The EDI Source produces three data outputs, and I insert each output into a different table. Additionally, after loading the data, I need to run some queries and validations using these tables.
I'm facing two main issues:
Insertion order: When inserting data from the three outputs into three different tables, the inserts happen in parallel. This becomes a problem because the third table has a foreign key that depends on the data already being present in the second table. Since SSIS processes these in parallel within the same Data Flow Task, I can't control the order to ensure the second table is loaded before the third.

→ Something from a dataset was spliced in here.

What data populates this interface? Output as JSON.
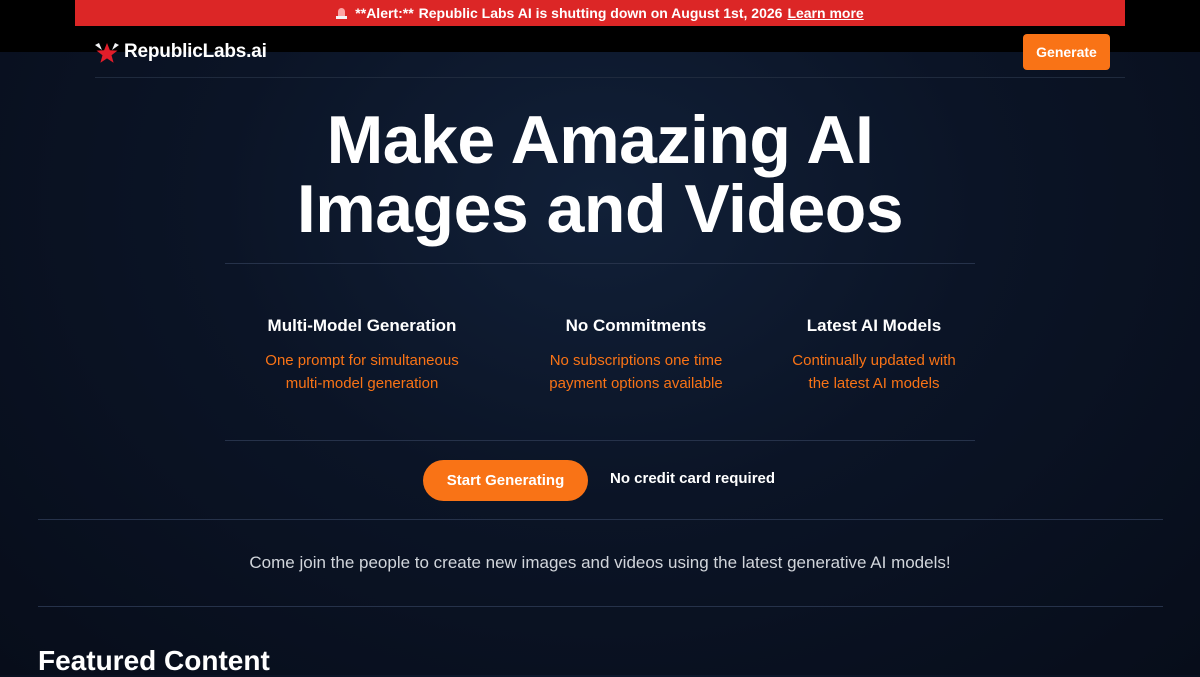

Validation order: In the next step, I need to read from one of these tables and perform multiple validations. If I use a single Data Flow Task with a source pulling data from the table and then use a Multicast to perform several validations in parallel, I lose control over the order. Ideally, I'd like to execute the first validation, then the second, and so on, using the same dataset without querying the table multiple times.
My questions:
Is there a way to enforce a specific order of execution for inserts or validations within a single Data Flow Task, so that one flow finishes before the next starts?
Or is the only solution to split this into multiple Data Flow Tasks in the Control Flow and connect them with precedence constraints?
I'd like to avoid extracting or querying the same data multiple times just to control the sequence.
Use a control flow. SSIS does use internal buffers, but it is not reading the whole source data set into memory and then pushing it to destinations, otherwise large data transfers would consume enormous amounts of memory and/or spill to disk. It's better to think of SSIS data flows more like streams of data.
If your source data set is relatively small you could read the data into an object variable in SSIS itself, and then write from that object. But if the source data set is relatively small you might as well just read it repeatedly.
Alternatively, if you haven't put a lot of work into various kinds of transforms within the SSIS dataflow, it might be better to treat SSIS as a "dumb pipe", without much logic, which just gets the original data set into a staging table in the destination. Then perform the transform from the staged data into your three final destination tables locally on the destination database (eg, by writing a stored procedure and calling it from SSIS as an execute SQL task).
Another approach people sometimes use in data warehousing scenarios is to disable foreign keys while the data is loaded, and then re-enable them afterwards. But of course, this is not free. When the keys are re-enabled the database engine has to read the data required to validate them. On the other hand, in a data warehouse scenario foreign keys aren't actually all that important in the first place - the source system is responsible for maintaining referential integrity. If the data written to your destination is immutable, you could drop your foreign key.